Cleared 4 more pages.
There’s a discussion at n-fibration which contains the word 7 times. Can we drop the discussion?
I'm not objecting to your edits (which I have not looked at), but it's worth keeping in mind that sometimes (especially in a discussion) when somebody says the word ‘evil’, they really do mean it.
Sure, where you would expect them in pages such as: Baruch Spinoza, Gian-Carlo Rota, Heraclitus, Lectures on the History of Philosophy. Spinoza’s system, Zeno
After reading this comment by Corbin at the nCafé, and the discussion that followed, I visited the nLab and entered the word “evil” in nLab’s search box. That yielded plenty of pages (71!) that contain the word, but none that jump out as defining it. (The knowledgeable searcher might know that principle of equivalence is a good page to read about it.) Is not this word used often enough in a technical sense that it deserves a page of its own in the nLab? From the above thread this has been discussed, but I think the word definitely deserves a page. Complaints about the word can be put in that page. Some of the above Forum discussion could usefully be put in that page. As it stands, the word is used by the “in-crowd”, leaving outsiders scratching their heads.
The usage is mentioned on that page (there). Any remaining occurrences of “is evil” on the $n$Lab should be replaced by “violates the principle of equivalence”. I have just replaced a handful more.
In particular, I saw now that there was an occurrence of the term hidden in mathematicscontents, which is !include
-ed as a floating context menu into a bunch of other entries. Now that I have removed this occurrence (and a few others elsewhere), the number of remaining occurrences should be cut down considerably.
Corbin wrote: “I’ve recently been investigating dagger-categories in the context of understanding Evil.” A considerable discussion ensued, in which the word “evil” appears eight times. Now, think of an expert on Hilbert spaces, but not on category theory, who reads that discussion. How can he find out what is meant by “evil” in this context? Can nLab help him learn what is meant? Now, entering “evil” in nLab’s search box yields 60 entries. The principle of equivalence is way, way down on that list, with nothing to single it out as the most relevant page. How can we help that person to know what Corbin and his respondants are talking about? I think that is a worthy question.

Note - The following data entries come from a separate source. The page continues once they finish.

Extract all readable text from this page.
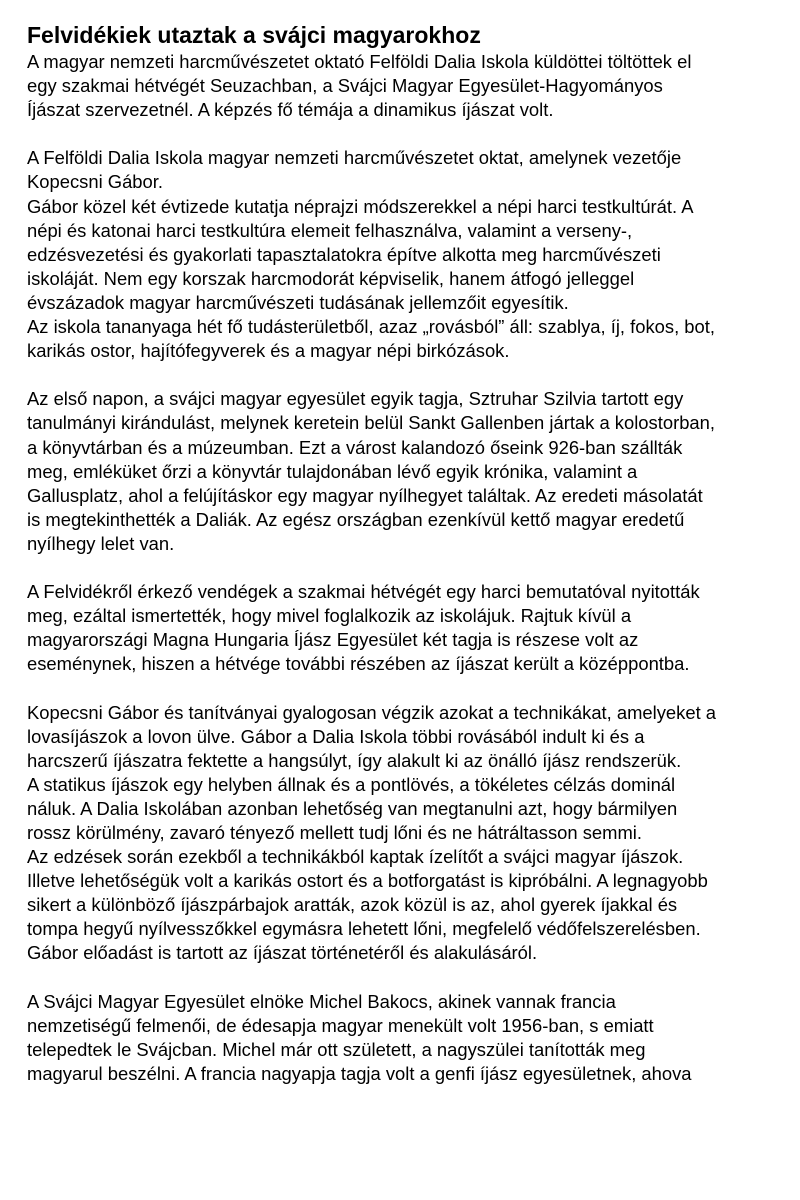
Felvidékiek utaztak a svájci magyarokhoz
A magyar nemzeti harcművészetet oktató Felföldi Dalia Iskola küldöttei töltöttek el
egy szakmai hétvégét Seuzachban, a Svájci Magyar Egyesület-Hagyományos
Íjászat szervezetnél. A képzés fő témája a dinamikus íjászat volt.
A Felföldi Dalia Iskola magyar nemzeti harcművészetet oktat, amelynek vezetője
Kopecsni Gábor.
Gábor közel két évtizede kutatja néprajzi módszerekkel a népi harci testkultúrát. A
népi és katonai harci testkultúra elemeit felhasználva, valamint a verseny-,
edzésvezetési és gyakorlati tapasztalatokra építve alkotta meg harcművészeti
iskoláját. Nem egy korszak harcmodorát képviselik, hanem átfogó jelleggel
évszázadok magyar harcművészeti tudásának jellemzőit egyesítik.
Az iskola tananyaga hét fő tudásterületből, azaz „rovásból” áll: szablya, íj, fokos, bot,
karikás ostor, hajítófegyverek és a magyar népi birkózások.
Az első napon, a svájci magyar egyesület egyik tagja, Sztruhar Szilvia tartott egy
tanulmányi kirándulást, melynek keretein belül Sankt Gallenben jártak a kolostorban,
a könyvtárban és a múzeumban. Ezt a várost kalandozó őseink 926-ban szállták
meg, emléküket őrzi a könyvtár tulajdonában lévő egyik krónika, valamint a
Gallusplatz, ahol a felújításkor egy magyar nyílhegyet találtak. Az eredeti másolatát
is megtekinthették a Daliák. Az egész országban ezenkívül kettő magyar eredetű
nyílhegy lelet van.
A Felvidékről érkező vendégek a szakmai hétvégét egy harci bemutatóval nyitották
meg, ezáltal ismertették, hogy mivel foglalkozik az iskolájuk. Rajtuk kívül a
magyarországi Magna Hungaria Íjász Egyesület két tagja is részese volt az
eseménynek, hiszen a hétvége további részében az íjászat került a középpontba.
Kopecsni Gábor és tanítványai gyalogosan végzik azokat a technikákat, amelyeket a
lovasíjászok a lovon ülve. Gábor a Dalia Iskola többi rovásából indult ki és a
harcszerű íjászatra fektette a hangsúlyt, így alakult ki az önálló íjász rendszerük.
A statikus íjászok egy helyben állnak és a pontlövés, a tökéletes célzás dominál
náluk. A Dalia Iskolában azonban lehetőség van megtanulni azt, hogy bármilyen
rossz körülmény, zavaró tényező mellett tudj lőni és ne hátráltasson semmi.
Az edzések során ezekből a technikákból kaptak ízelítőt a svájci magyar íjászok.
Illetve lehetőségük volt a karikás ostort és a botforgatást is kipróbálni. A legnagyobb
sikert a különböző íjászpárbajok aratták, azok közül is az, ahol gyerek íjakkal és
tompa hegyű nyílvesszőkkel egymásra lehetett lőni, megfelelő védőfelszerelésben.
Gábor előadást is tartott az íjászat történetéről és alakulásáról.
A Svájci Magyar Egyesület elnöke Michel Bakocs, akinek vannak francia
nemzetiségű felmenői, de édesapja magyar menekült volt 1956-ban, s emiatt
telepedtek le Svájcban. Michel már ott született, a nagyszülei tanították meg
magyarul beszélni. A francia nagyapja tagja volt a genfi íjász egyesületnek, ahova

It’s the first hit for me when Googling “nLab evil”.
Do people use the internal search engine? I only do it to find all instances of a phrase.
Nobody should say that they are using category theory to understand Evil.
Because it is a gigantic Red Herring with the only effect of distracting attention and energy away from contentful maths to pointless debate; and it is precisely to avoid the “considerable discussions that ensue”, as they always do, that it shouldn’t be said among people interested in getting some maths sorted out.
We don’t want to further this pointless malpractice here and certainly not have the $n$Lab give the impression of embracing it.
This was agreed on back when the entry was renamed and reworded. That there were so many hits for the ill-conceived anology left – thanks for highlighting this to me! – was because somebody had inserted the term even into the context menu for “mathematics” which gets automatically included into all top-level entries on mathematics here.
I have removed that now, as I said above. Once the Google crawler picks this up (we need to wait a couple of days for this to happen now) the remaining number of hits should be considerably reduced. If nobody else does, I’ll eventually remove whatever remains.
Thanks for narrowing down the nLab search results for “evil”!